Багровый лепесток и белый
Шрифт:

А теперь, когда у нее есть все, что позволило бы осуществить эти мечты, смрад благотворительности бьет ей в нос так же резко, как смрад конского навоза, налипшего на ее башмачки.

Без приключений вернувшись домой, Конфетка готовится к появлению Уильяма. Однако вечер тянется, Уильям не приезжает, она забредает в кабинет и, томимая угрызениями совести, достает из тайника свой роман. Тяжко вздохнув, она укладывает грузную стопу обтрепанных листов на письменный стол и усаживается за него.

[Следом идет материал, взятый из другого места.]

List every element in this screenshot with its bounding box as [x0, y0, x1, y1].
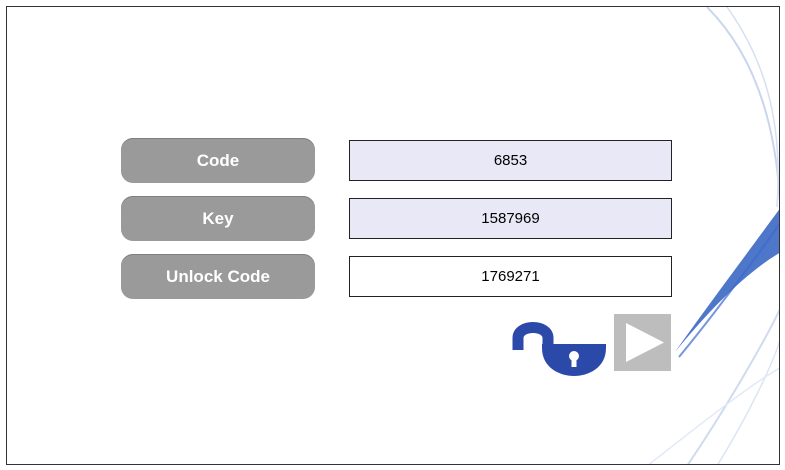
play-arrow-icon: [626, 323, 664, 362]
key-label: Key: [121, 196, 315, 241]
unlock-code-label: Unlock Code: [121, 254, 315, 299]
code-field[interactable]: 6853: [349, 140, 672, 181]
unlock-code-field[interactable]: 1769271: [349, 256, 672, 297]
unlock-screen: Code 6853 Key 1587969 Unlock Code 176927…: [6, 6, 780, 465]
unlocked-padlock-icon: [512, 322, 606, 376]
next-button[interactable]: [614, 314, 671, 371]
code-label: Code: [121, 138, 315, 183]
key-field[interactable]: 1587969: [349, 198, 672, 239]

Снаружи уже стемнело настолько, что оконные стекла обратились без малого в зеркала. Среди зелени садика парит ее лицо, насаженное на невесомое тело, которое возносится над землей подобно столбу дыма. Темные листья розовых кустов налагают на лицо Конфетки сложный узор; волосы ее, на самом-то деле неподвижные, свиваются и вспархивают при каждом порыве наружного ветра; призрачные

азалии подрагивают у нее на груди.

«Падение и возвышение Конфетки». Таково название ее рассказа, привычное, как шрам. Она вспоминает свой визит на лавандовые поля Митчема. С какой почтительностью поглядывали на нее работники Рэкхэма, мимо которых она проходила! Для них она была леди, приехавшей навестить живущих тяжким трудом бедняков. Каждый из этих рабочих, смиренно отступавших от ее колыхавшейся юбки, был убежден, что она не ведает и ведать не может, каково это — лежать, дрожа, под одеялом, слишком тонким для этого времени года, или расчесывать в кровь искусанные блохами голени, или давить кишащих в волосах вшей.

«Но я знаю все это!» — мысленно протестует Конфетка — и действительно, страницы, лежащие перед ней на снабженном слоновой кости ручками пюпитре для письма, задуманы в нищете и пропитаны ею. Разве детство Конфетки не было в каждой частности его таким же беспросветным, как детство всякого, кто работает на «Парфюмерное дело Рэкхэма»? Да, конечно, участь ее получше, чем их нынешняя участь, но это не имеет значения — и они могли бы улучшить свою, если б были достаточно умны… И все же, тогда, на полях лаванды, с какой безнадежностью, с какой завистью смотрели они на элегантную леди, шагавшую бок о бок с их хозяином!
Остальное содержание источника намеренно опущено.